My mouth fell open in surprise, and I
looked down at Stella before swinging my gaze over to Dodger. I
couldn’t believe she had asked him such a thing. I started to
apologize to Dodger, part of me wanting to know if Dodger had moved
on since we’d last seen each other, but another part of me
desperately yearned to run from the answer.

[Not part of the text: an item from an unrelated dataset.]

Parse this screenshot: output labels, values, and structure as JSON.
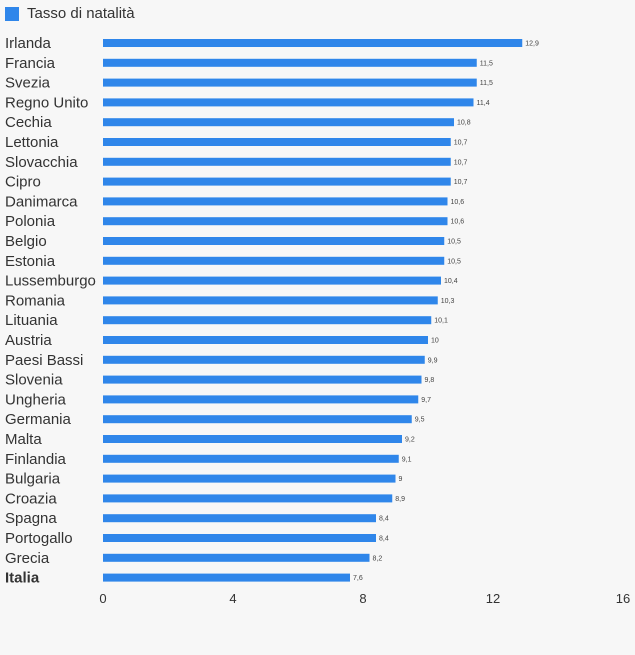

Dodger raised his hand toward me and
shook his head. “Honestly, Stella? I don’t know if I do. I want to
have someone who loves me like that, but the last time I saw him,
he told me that he was too damaged and hurt, and he needed time to
heal. So I tried to give him time, but I need him too much, and I
love him too much to wait too long, so I decided to fight for
him.”

Stella shook her head even
as my heart pounded in my chest. Dodger was talking about me. How
was that possible? How could he
really
still want me after
everything? He knew my past, my history. He knew everything that
had happened to me. Everything I’d done. Everything I used to be,
and he still wanted to be with me? Still…
loved
me? What sort of parallel
universe was I living in?


Daddy said it’s bad to
fight,” Stella said, pointing at Dodger and looking up at me. I
nodded back at her before returning my gaze to Dodger.


That’s right, I did,
honey, but Dodger’s not talking about fighting someone—he’s talking
about fighting
for
someone.”

Stella stared at me in confusion, and
Dodger snorted in amusement. I sighed in exasperation. Ah, the
perils of parenthood.

Dodger raised his hand. I glanced at
him. “If I may?” he asked.

I waved my hand. “By all
means.”

Dodger sat forward. “Stella, what I
meant was I am going to do whatever I can to make this person see
we belong together. To make sure he knows how much I love him, and
there’s nothing he has done, is doing, or can do that will make me
stop loving and caring about him. And nothing he was before can
change that.”


Ohhh.” Stella’s mouth
dropped open. “That’s so romantic. Like
Beauty and the Beast,
right, Daddy?”
Her eyes were twinkling when she smiled up at me, tugging on the
bottom of my shirt. “You know how Belle fell in love with the
prince when he was still the beast and all angry and hairy and sad
and mean? And then she helped him to become a good guy again, and
then he got hurt fighting off the bad guy who was in love with her
and trying to kill the beast, and then they kissed, and the beast
turned back into the prince, and they lived happily ever
after?”

My eyes burned with unshed tears as my
daughter so innocently pinpointed exactly my love story with
Dodger, with KuJoe starring as the bad guy. When I shifted my gaze
to Dodger’s face, I saw tears rolling down his cheeks and realized
he was just as affected as I was. I pushed my glasses, which I had
started to wear around the house while I was working, up onto the
top of my head and squatted down in front of Stella. I pulled her
into my arms and squeezed her tightly.